Humans are social beings, and interaction with other humans is paramount to the well-being and development of humankind. Consider meetings at works, group work at universities, or family gatherings. All these situations require social interaction and collaboration which activates specific functions in the brain. However, quantitative studies of brain activity relating to these situations are still in an early stage. Studies have so far mainly been performed in controlled environments with simultaneous recordings from relatively few subject (less than 10).
The term hyperscanning is used to describe simultaneous recordings of brain activity from multiple subjects. The first hyperscanning recordings were performed using functional magnetic resonance imaging (fMRI) of two people. Since then, several studies have been carried out with both fMRI and electroencephalography (EEG).
One of the promising applications of hyperscanning is collaborative hearing aids, in which hearings aids from several subjects communicate with each other, to improve the relevance and quality of the sound presented to the user. In this context, hyperscanning could be used to determine the sound sources that users want to attend to. This information could be used to determine groups of subjects attending to the same source, and data from these hearings could be combined to improve the sound quality of relevant sound sources.
Hyperscanning also have lots of applications within research to analyze various scenarios relating to social interaction and collaboration. Consider for example attention and engagement of subjects during group work, a lecture, or even a concert with hundreds of participants. Such scenarios could be analyzed using hyperscanning and relevant quantitative measures could be extracted.

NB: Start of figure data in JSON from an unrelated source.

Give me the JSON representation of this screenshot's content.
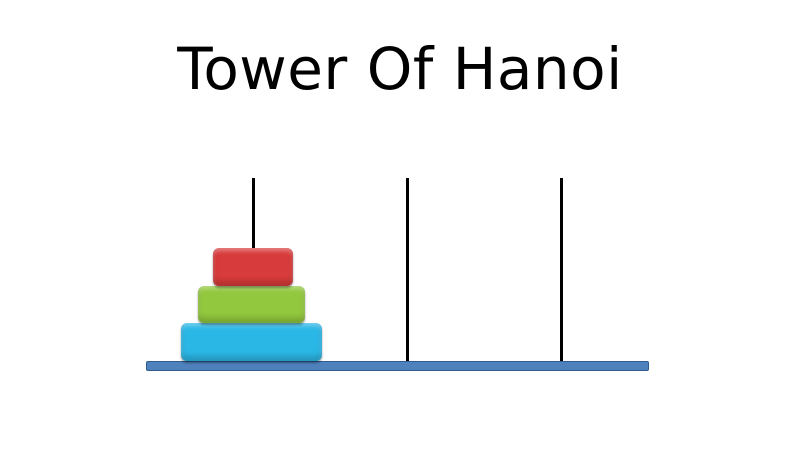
{
  "title": "Tower Of Hanoi",
  "colors": {
    "background": "#ffffff",
    "peg": "#000000",
    "base": "#4f81bd",
    "disk_small": "#d83b3b",
    "disk_medium": "#92c83e",
    "disk_large": "#2bb7e6"
  },
  "game": {
    "peg_count": 3,
    "pegs": [
      {
        "name": "peg-1",
        "disks": [
          "large",
          "medium",
          "small"
        ]
      },
      {
        "name": "peg-2",
        "disks": []
      },
      {
        "name": "peg-3",
        "disks": []
      }
    ]
  }
}
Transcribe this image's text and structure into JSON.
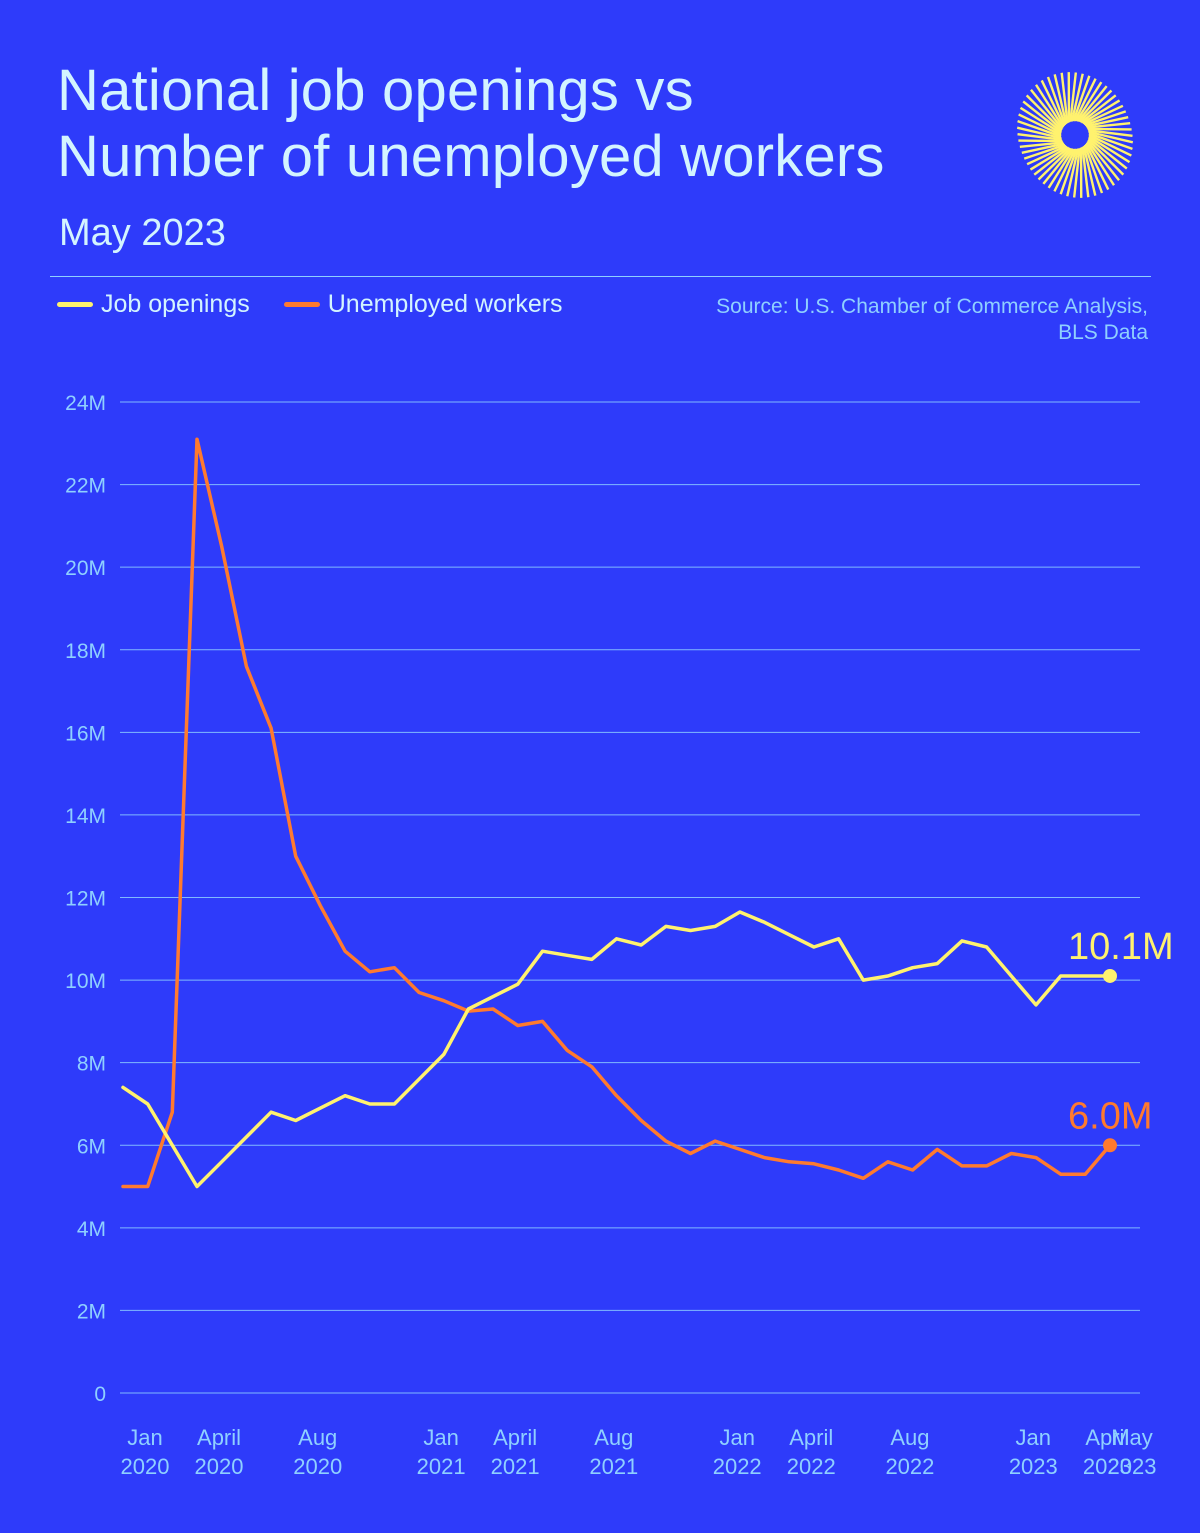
{
  "header": {
    "title_line1": "National job openings vs",
    "title_line2": "Number of unemployed workers",
    "subtitle": "May 2023",
    "source_line1": "Source: U.S. Chamber of Commerce Analysis,",
    "source_line2": "BLS Data"
  },
  "legend": [
    {
      "label": "Job openings",
      "color": "#fff26e"
    },
    {
      "label": "Unemployed workers",
      "color": "#ff7a2e"
    }
  ],
  "colors": {
    "background": "#2e3bfa",
    "text": "#d3f4ff",
    "axis_text": "#8fd0ff",
    "grid": "#8fd0ff",
    "job_openings": "#fff26e",
    "unemployed": "#ff7a2e",
    "logo": "#fff26e"
  },
  "chart_data": {
    "type": "line",
    "title": "National job openings vs Number of unemployed workers",
    "subtitle": "May 2023",
    "xlabel": "",
    "ylabel": "",
    "ylim": [
      0,
      24
    ],
    "yticks": [
      0,
      2,
      4,
      6,
      8,
      10,
      12,
      14,
      16,
      18,
      20,
      22,
      24
    ],
    "ytick_labels": [
      "0",
      "2M",
      "4M",
      "6M",
      "8M",
      "10M",
      "12M",
      "14M",
      "16M",
      "18M",
      "20M",
      "22M",
      "24M"
    ],
    "x_start": "2020-01",
    "x_end": "2023-05",
    "xticks": [
      {
        "month": "2020-01",
        "line1": "Jan",
        "line2": "2020"
      },
      {
        "month": "2020-04",
        "line1": "April",
        "line2": "2020"
      },
      {
        "month": "2020-08",
        "line1": "Aug",
        "line2": "2020"
      },
      {
        "month": "2021-01",
        "line1": "Jan",
        "line2": "2021"
      },
      {
        "month": "2021-04",
        "line1": "April",
        "line2": "2021"
      },
      {
        "month": "2021-08",
        "line1": "Aug",
        "line2": "2021"
      },
      {
        "month": "2022-01",
        "line1": "Jan",
        "line2": "2022"
      },
      {
        "month": "2022-04",
        "line1": "April",
        "line2": "2022"
      },
      {
        "month": "2022-08",
        "line1": "Aug",
        "line2": "2022"
      },
      {
        "month": "2023-01",
        "line1": "Jan",
        "line2": "2023"
      },
      {
        "month": "2023-04",
        "line1": "April",
        "line2": "2023"
      },
      {
        "month": "2023-05",
        "line1": "May",
        "line2": "2023"
      }
    ],
    "grid": true,
    "legend_position": "top-left",
    "series": [
      {
        "name": "Job openings",
        "color": "#fff26e",
        "x": [
          "2020-01",
          "2020-02",
          "2020-04",
          "2020-05",
          "2020-06",
          "2020-07",
          "2020-08",
          "2020-09",
          "2020-10",
          "2020-11",
          "2020-12",
          "2021-01",
          "2021-02",
          "2021-03",
          "2021-04",
          "2021-05",
          "2021-06",
          "2021-07",
          "2021-08",
          "2021-09",
          "2021-10",
          "2021-11",
          "2021-12",
          "2022-01",
          "2022-02",
          "2022-03",
          "2022-04",
          "2022-05",
          "2022-06",
          "2022-07",
          "2022-08",
          "2022-09",
          "2022-10",
          "2022-11",
          "2022-12",
          "2023-01",
          "2023-02",
          "2023-03",
          "2023-04",
          "2023-05"
        ],
        "y": [
          7.4,
          7.0,
          5.0,
          5.6,
          6.2,
          6.8,
          6.6,
          6.9,
          7.2,
          7.0,
          7.0,
          7.6,
          8.2,
          9.3,
          9.6,
          9.9,
          10.7,
          10.6,
          10.5,
          11.0,
          10.85,
          11.3,
          11.2,
          11.3,
          11.65,
          11.4,
          11.1,
          10.8,
          11.0,
          10.0,
          10.1,
          10.3,
          10.4,
          10.95,
          10.8,
          10.1,
          9.4,
          10.1,
          10.1,
          10.1
        ],
        "end_label": "10.1M"
      },
      {
        "name": "Unemployed workers",
        "color": "#ff7a2e",
        "x": [
          "2020-01",
          "2020-02",
          "2020-03",
          "2020-04",
          "2020-05",
          "2020-06",
          "2020-07",
          "2020-08",
          "2020-09",
          "2020-10",
          "2020-11",
          "2020-12",
          "2021-01",
          "2021-02",
          "2021-03",
          "2021-04",
          "2021-05",
          "2021-06",
          "2021-07",
          "2021-08",
          "2021-09",
          "2021-10",
          "2021-11",
          "2021-12",
          "2022-01",
          "2022-02",
          "2022-03",
          "2022-04",
          "2022-05",
          "2022-06",
          "2022-07",
          "2022-08",
          "2022-09",
          "2022-10",
          "2022-11",
          "2022-12",
          "2023-01",
          "2023-02",
          "2023-03",
          "2023-04",
          "2023-05"
        ],
        "y": [
          5.0,
          5.0,
          6.8,
          23.1,
          20.5,
          17.6,
          16.1,
          13.0,
          11.8,
          10.7,
          10.2,
          10.3,
          9.7,
          9.5,
          9.25,
          9.3,
          8.9,
          9.0,
          8.3,
          7.9,
          7.2,
          6.6,
          6.1,
          5.8,
          6.1,
          5.9,
          5.7,
          5.6,
          5.55,
          5.4,
          5.2,
          5.6,
          5.4,
          5.9,
          5.5,
          5.5,
          5.8,
          5.7,
          5.3,
          5.3,
          6.0
        ],
        "end_label": "6.0M"
      }
    ]
  }
}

So far, most hyperscanning studies have been performed in controlled laboratory environments, either by placing the subject in a scanner (fMRI) or by mounting sensors on the scalp (EEG and fNIRS). In this project we aim to perform hyperscanning with an ear-centered device, where all sensors are placed in or around the ear.
We envision that an ear-centered device would enable large-scale hyperscanning of 50, 100 or more subjects participating in a common event, like a lecture or concert.
To obtain this, we will utilize the ear-EEG technology. Ear-EEG devices are compact, discreet, and easy to use, making it ideal for large-scale hyperscanning, where the subject must be able to insert and remove the device themselves.
The project consists of a hardware and a software part, with the hardware platform illustrated in Figure 1. The project is the first step in exploring how ear-EEG can be used to study social interaction and collaboration. We envision that ear-EEG can be a key to understand the importance and characteristics of interaction between humans.
The project is funded by the William Demant Foundation and T&W Engineering.